On huge torrents, the totals probably would go very far out of synch simply with users getting disconnected (and thus missing announces). In those cases, it's understandable you don't bother

I'm not doing anything with ratios at all on my own site (very small, all friends), but I think all the data should be there for use if it's needed. On some sites the staff manually check torrents, some they don't. Thing is though, someone with incredibly bad RAM/HDD sitting on a 10mb/s download could theoretically run up 50+ GB of mismatch overnight when not reporting the failed pieces. For any site where the totals are checked, that's usually going to set off alarm bells.

The other reason as mentioned, is that a seperate key allows admins to decide what's fair.

On your tracker, with many uT peers, you decide it's fair to allow all those peers a reduced download.

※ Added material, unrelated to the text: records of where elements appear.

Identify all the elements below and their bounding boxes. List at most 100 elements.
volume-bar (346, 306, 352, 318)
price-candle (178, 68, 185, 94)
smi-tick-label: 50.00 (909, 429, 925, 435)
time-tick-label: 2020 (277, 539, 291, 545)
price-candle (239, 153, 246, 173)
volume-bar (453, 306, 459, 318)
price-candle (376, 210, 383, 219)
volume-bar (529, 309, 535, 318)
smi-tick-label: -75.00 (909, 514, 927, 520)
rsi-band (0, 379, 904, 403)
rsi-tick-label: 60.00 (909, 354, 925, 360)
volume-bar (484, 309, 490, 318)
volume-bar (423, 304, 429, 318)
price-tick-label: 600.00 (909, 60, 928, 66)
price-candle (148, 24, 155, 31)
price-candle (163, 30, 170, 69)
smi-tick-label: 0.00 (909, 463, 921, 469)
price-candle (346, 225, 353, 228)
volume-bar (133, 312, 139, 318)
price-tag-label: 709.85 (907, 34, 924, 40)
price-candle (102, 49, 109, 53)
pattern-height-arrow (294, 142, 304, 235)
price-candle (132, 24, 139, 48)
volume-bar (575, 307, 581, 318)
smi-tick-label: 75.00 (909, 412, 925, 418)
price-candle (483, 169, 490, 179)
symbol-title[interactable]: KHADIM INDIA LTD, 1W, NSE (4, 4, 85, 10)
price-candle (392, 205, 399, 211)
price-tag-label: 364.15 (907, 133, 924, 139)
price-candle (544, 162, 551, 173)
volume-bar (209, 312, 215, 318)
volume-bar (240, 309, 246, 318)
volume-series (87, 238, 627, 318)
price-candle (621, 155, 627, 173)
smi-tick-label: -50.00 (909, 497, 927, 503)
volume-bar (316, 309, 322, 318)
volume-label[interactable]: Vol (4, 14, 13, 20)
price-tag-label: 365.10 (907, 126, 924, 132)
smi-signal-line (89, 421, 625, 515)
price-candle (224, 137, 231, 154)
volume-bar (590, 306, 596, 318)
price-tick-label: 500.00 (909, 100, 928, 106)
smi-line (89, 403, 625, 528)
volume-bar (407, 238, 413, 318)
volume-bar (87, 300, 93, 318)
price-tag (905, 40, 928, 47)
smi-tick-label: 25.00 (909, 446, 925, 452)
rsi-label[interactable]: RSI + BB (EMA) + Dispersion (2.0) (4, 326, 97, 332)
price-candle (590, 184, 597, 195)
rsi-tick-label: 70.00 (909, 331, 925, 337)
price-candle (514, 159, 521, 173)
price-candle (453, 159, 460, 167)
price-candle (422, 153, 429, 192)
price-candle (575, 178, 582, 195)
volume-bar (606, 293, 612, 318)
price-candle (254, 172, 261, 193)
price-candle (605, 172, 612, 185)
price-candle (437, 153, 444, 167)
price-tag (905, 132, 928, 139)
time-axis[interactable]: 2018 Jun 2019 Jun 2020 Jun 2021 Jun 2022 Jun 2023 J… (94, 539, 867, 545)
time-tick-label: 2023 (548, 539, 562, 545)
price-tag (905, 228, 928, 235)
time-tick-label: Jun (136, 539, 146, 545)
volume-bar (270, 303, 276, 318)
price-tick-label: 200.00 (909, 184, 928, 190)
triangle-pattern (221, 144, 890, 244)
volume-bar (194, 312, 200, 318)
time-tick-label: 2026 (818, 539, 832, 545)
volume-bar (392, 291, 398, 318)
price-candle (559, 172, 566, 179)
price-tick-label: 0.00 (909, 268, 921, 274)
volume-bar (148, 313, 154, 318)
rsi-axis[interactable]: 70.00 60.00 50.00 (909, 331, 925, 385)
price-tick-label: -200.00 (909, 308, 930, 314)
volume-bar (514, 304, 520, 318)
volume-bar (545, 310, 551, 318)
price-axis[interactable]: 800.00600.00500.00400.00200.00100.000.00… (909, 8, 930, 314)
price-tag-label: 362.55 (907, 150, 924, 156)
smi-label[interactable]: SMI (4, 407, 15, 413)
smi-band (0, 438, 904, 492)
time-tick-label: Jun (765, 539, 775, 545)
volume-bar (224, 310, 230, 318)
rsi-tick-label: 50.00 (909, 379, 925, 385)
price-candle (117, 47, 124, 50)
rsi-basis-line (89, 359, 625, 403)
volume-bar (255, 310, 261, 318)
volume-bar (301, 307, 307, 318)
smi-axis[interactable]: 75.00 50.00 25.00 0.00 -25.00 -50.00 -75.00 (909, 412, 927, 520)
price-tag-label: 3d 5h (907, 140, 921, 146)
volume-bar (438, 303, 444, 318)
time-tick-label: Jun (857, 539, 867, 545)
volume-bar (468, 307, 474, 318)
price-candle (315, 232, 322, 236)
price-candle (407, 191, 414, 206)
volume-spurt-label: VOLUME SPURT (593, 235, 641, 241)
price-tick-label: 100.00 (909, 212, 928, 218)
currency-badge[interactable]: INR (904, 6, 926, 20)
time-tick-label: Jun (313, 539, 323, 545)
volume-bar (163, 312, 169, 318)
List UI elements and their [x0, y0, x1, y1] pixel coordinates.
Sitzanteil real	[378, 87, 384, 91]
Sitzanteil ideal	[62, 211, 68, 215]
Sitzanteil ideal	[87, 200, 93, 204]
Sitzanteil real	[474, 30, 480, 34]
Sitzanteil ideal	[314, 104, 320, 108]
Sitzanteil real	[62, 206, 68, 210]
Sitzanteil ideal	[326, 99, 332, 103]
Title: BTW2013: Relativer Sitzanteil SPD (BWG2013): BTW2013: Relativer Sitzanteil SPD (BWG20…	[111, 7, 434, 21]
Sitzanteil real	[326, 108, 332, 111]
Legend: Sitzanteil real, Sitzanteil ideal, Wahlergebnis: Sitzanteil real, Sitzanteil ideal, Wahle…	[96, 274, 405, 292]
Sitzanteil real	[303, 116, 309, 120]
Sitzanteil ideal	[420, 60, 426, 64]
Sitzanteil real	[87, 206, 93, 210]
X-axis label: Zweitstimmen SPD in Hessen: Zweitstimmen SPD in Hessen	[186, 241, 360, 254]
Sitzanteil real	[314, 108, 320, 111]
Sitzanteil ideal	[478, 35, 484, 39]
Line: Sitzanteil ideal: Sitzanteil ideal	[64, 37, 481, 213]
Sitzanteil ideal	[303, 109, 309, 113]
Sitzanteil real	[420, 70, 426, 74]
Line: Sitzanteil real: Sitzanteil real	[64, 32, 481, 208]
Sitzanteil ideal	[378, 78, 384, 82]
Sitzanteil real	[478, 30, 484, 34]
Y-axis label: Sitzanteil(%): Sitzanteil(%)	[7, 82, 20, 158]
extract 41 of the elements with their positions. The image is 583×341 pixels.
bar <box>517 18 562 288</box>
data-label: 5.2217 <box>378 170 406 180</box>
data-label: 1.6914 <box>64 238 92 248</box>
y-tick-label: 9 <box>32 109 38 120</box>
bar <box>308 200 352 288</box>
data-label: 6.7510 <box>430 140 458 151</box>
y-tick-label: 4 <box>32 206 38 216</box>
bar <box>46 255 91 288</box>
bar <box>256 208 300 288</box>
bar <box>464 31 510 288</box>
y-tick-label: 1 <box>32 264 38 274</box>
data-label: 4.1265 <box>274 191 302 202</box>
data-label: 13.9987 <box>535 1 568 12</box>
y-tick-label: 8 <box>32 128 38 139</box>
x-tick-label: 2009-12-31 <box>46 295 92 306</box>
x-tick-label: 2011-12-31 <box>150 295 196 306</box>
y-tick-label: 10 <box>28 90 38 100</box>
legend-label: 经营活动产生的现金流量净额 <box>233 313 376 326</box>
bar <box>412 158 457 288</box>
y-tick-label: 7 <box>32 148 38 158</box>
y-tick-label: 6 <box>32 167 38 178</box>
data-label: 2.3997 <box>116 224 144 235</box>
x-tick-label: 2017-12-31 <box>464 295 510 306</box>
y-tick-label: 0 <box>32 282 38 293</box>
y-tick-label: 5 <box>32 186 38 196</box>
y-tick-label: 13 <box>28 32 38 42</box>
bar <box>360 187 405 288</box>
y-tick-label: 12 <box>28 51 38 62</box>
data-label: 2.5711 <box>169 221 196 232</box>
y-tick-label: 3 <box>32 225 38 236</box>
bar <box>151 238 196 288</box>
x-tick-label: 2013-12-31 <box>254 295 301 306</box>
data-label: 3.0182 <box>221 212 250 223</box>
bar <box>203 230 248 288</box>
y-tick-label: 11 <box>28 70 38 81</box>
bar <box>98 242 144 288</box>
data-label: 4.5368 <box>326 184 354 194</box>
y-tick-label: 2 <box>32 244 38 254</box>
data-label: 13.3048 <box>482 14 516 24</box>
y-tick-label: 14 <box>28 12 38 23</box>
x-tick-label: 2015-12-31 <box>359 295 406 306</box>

On a tracker with mostly ABC peers say, they may decide it's fair to include the failed hashes for ut/az users. The alternative if they feel strongly enough, is to ban those clients. I think we both know sites who would

Now that I know az also does this, I've been in touch with them and they are rectifying the situation.

If I'd have known about it sooner, I'd have been in touch with them sooner. I've been out of the loop on client updates for a while though doing other things.

If I've been a bit shitty over this, I appologize. Had a lot of stress the past few days.

[Switeck]

There's also duplicate data that often gets downloaded as the last few pieces come in. So total amount downloaded is often (if not almost always!) greater than the size of the torrent even in the total absence of hash fails. This problem is aggravated further on big torrent swarms when lots of people foolishly connect to 100+ seeds+peers at once. BitTorrent clients that are configured to only trickle out less than 1 KiloBYTE/sec upload speed per upload slot add to that as well.

...Just another thing that makes finding cheaters and stealth downloaders harder.